I Have a Small Telescope, What Can I See?
By Chuck Hawks
The title of this article poses a good question. The answer depends on the actual size and kind of astronomical telescope you have and on your experience as an observer. The observing ability will come with time and experience, so in this article I will attempt to address the telescope part of the equation.
Astronomical telescopes are generally described by their clear aperture (never by their theoretical magnification), which is analogous to rating motorcycles by their engine displacement. In both cases, these are merely convenient ways to measure general capability. For the purposes of this article, we are going to consider the absolute minimum "serious" beginner telescope to be a refractor with a clear aperture of at least 60 to 70 millimeters (2.4" to 2.75").
To be useful, even the most basic astronomical telescope must be of good optical and mechanical quality and use 1.25" eyepieces of equally good quality. Such telescopes are not usually sold in department stores. They are sold in specialty stores and come from a specialty telescope company, such as Stellarvue, Takahashi, Vixen, Celestron or Orion. If you had the foresight (and available funds) to buy an 80mm/3.2" or 90mm/3.5" beginner scope of good quality (which I recommend), you will be able to see more detail in the objects mentioned below, as well as dimmer objects.
Further, a good mounting system is as important as a good telescope and probably harder to find. We are going to assume a mounting system, either alt-azimuth or equatorial, of adequate size and rigidity to make the telescope suitable for astronomical observation. That means the mounting system must allow very precise aiming and hold the telescope steady when it is being focused or touched (not bumped). In general, telescopes and mounts sold by Tasco, Jason and Bushnell or as department store house brands do not meet these criteria.

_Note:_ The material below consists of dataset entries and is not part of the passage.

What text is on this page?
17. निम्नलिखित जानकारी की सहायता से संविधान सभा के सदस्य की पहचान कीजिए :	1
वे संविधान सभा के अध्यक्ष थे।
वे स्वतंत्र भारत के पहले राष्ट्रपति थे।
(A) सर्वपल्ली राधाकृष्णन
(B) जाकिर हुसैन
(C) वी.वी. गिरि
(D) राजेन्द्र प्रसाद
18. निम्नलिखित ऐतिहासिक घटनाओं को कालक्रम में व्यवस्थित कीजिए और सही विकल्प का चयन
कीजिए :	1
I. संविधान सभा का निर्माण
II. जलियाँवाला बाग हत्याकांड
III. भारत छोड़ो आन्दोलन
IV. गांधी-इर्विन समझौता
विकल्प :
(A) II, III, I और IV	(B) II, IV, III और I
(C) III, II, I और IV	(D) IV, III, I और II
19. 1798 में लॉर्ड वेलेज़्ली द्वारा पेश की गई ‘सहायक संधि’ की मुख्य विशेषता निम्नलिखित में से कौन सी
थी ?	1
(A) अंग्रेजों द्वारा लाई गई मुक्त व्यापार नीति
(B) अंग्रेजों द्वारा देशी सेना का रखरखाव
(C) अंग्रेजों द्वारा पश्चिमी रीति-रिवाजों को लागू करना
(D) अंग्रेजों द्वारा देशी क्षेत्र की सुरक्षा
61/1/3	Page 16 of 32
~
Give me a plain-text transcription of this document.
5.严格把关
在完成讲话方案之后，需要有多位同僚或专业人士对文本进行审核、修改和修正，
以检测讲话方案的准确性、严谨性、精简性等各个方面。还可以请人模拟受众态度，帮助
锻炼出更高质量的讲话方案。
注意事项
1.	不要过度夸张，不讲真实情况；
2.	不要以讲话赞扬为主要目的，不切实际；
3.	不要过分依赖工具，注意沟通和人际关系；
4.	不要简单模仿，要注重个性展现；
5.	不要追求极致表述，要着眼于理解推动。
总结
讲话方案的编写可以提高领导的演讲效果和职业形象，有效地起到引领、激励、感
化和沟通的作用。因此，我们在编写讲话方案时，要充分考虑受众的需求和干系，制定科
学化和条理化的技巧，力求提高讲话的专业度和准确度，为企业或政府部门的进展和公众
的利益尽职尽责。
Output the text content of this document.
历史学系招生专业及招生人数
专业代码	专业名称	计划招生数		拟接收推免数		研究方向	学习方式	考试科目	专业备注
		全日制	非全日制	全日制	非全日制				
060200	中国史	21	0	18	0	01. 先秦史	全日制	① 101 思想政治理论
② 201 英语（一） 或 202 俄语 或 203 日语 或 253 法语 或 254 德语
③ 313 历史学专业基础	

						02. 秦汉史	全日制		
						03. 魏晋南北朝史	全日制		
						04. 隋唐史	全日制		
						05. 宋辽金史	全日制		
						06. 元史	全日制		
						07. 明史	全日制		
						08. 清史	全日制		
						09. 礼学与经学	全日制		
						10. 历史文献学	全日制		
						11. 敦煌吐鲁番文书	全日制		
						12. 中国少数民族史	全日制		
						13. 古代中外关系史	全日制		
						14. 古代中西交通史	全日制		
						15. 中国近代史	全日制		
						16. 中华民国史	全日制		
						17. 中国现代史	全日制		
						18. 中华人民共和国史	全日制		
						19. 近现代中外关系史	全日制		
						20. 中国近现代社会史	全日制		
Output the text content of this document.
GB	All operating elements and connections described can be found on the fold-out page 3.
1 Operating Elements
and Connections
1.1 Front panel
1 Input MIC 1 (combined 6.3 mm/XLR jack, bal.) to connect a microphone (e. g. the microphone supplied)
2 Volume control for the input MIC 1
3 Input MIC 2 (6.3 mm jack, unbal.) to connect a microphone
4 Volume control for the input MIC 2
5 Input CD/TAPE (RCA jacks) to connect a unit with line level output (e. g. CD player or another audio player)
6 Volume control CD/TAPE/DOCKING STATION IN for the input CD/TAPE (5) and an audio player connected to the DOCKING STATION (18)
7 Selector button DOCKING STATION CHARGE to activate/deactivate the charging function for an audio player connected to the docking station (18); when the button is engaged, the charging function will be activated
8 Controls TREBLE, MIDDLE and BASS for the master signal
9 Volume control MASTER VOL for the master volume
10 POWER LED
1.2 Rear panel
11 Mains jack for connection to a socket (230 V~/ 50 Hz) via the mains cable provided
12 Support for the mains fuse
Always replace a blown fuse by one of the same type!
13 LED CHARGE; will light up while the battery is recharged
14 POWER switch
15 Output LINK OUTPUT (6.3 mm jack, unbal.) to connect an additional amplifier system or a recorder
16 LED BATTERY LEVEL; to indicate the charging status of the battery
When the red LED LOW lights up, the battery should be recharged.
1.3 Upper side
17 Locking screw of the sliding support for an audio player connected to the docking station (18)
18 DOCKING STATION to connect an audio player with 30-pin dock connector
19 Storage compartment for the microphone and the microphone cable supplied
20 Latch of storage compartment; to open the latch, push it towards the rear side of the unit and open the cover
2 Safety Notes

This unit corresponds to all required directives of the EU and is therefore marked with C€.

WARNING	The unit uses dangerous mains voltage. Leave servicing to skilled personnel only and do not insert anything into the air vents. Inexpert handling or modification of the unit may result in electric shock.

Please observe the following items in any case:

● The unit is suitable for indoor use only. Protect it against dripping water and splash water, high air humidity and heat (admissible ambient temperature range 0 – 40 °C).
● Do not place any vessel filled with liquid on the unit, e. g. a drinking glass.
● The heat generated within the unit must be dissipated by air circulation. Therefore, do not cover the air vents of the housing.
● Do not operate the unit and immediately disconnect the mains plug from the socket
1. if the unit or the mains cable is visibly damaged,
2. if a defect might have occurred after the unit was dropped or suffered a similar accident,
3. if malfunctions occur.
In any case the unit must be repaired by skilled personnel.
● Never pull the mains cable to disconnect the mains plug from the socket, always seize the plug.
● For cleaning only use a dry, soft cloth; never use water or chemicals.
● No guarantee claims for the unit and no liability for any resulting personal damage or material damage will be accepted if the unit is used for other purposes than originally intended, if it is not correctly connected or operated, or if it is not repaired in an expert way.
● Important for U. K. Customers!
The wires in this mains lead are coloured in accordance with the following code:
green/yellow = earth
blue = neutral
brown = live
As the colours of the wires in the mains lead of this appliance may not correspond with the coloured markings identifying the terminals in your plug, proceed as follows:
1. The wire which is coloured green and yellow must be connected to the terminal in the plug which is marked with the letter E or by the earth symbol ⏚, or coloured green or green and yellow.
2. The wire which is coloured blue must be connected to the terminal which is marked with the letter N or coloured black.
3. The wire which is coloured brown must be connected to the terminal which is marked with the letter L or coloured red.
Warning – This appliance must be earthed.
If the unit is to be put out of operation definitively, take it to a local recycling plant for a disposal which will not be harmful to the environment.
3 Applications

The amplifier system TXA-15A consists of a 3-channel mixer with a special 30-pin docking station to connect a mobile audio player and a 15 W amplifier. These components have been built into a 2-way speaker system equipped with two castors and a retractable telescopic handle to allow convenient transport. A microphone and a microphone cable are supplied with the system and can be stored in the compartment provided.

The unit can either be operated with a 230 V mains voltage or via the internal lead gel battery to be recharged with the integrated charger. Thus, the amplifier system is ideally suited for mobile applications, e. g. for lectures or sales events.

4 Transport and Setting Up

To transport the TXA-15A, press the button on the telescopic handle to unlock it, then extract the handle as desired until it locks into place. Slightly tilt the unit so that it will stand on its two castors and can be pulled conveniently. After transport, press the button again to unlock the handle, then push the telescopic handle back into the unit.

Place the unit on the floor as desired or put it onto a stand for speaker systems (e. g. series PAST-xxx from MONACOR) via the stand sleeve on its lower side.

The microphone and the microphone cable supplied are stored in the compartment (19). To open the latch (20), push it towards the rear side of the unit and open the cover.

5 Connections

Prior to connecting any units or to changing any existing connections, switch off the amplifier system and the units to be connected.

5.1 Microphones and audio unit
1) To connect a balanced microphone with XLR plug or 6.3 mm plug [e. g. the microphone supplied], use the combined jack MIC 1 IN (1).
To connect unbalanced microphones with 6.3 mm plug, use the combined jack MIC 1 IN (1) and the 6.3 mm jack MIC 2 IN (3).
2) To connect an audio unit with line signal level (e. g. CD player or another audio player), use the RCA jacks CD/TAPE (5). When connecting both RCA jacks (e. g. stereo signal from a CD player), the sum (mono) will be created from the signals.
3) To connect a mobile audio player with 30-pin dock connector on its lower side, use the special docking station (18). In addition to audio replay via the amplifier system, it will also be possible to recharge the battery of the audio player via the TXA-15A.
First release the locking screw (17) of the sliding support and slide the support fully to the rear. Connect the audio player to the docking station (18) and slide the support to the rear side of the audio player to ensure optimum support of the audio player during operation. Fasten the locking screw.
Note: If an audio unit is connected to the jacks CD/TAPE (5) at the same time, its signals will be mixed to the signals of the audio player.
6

Given these conditions, A 60mm clear aperture refractor operating at no more than 40x magnification has the capability to allow observation of sunspots on the sun (ALWAYS use a full aperture solar filter when viewing the sun) and the moon's craters (use a moon or ND eyepiece filter for comfortable viewing). This scope will show all of the planets (Mercury, Venus, Mars, Jupiter, Saturn and Uranus) except Pluto and Neptune. These two most distant planets are so dim and distant as to be invisible to small amateur telescopes. In fact, they were not discovered by direct observation, but by their gravitational effect on other planets. A 60mm refractor is also capable of detailed terrestrial observations. (The Earth is a planet, too.)
A good 60mm refractor will also allow seeing, but in most cases not examining in any significant detail, all of the 110 Messier objects, which are the most popular deep sky (beyond our solar system) objects. Most of these will look like dim, fuzzy spots through a small telescope, but you can find them. The Messier objects are a collection of distant galaxies, star clusters and nebula that were discovered during a diligent sky survey conducted over a period of years by Charles Messier. He used a refracting telescope smaller and less capable than a modern 60mm refractor. Today, the Messier Catalog is generally regarded as objects for 4" (100mm) and larger telescopes, but it is amazing what a dedicated observer with a 60mm or 70mm scope can accomplish.
Naturally, there are a great many deep sky objects not catalogued by Messier and his assistants that can also be observed by amateur astronomers with small telescopes, as well as all sorts of variable stars, double stars and stars of various colors. Many sky maps and catalogs include information about objects visible through small telescopes and binoculars. Thus, while a larger telescope can generally see more objects than a smaller one (aperture rules!), the answer to the question posed in the title of this article is, "Quite a lot--hundreds of interesting astronomical objects, in fact!"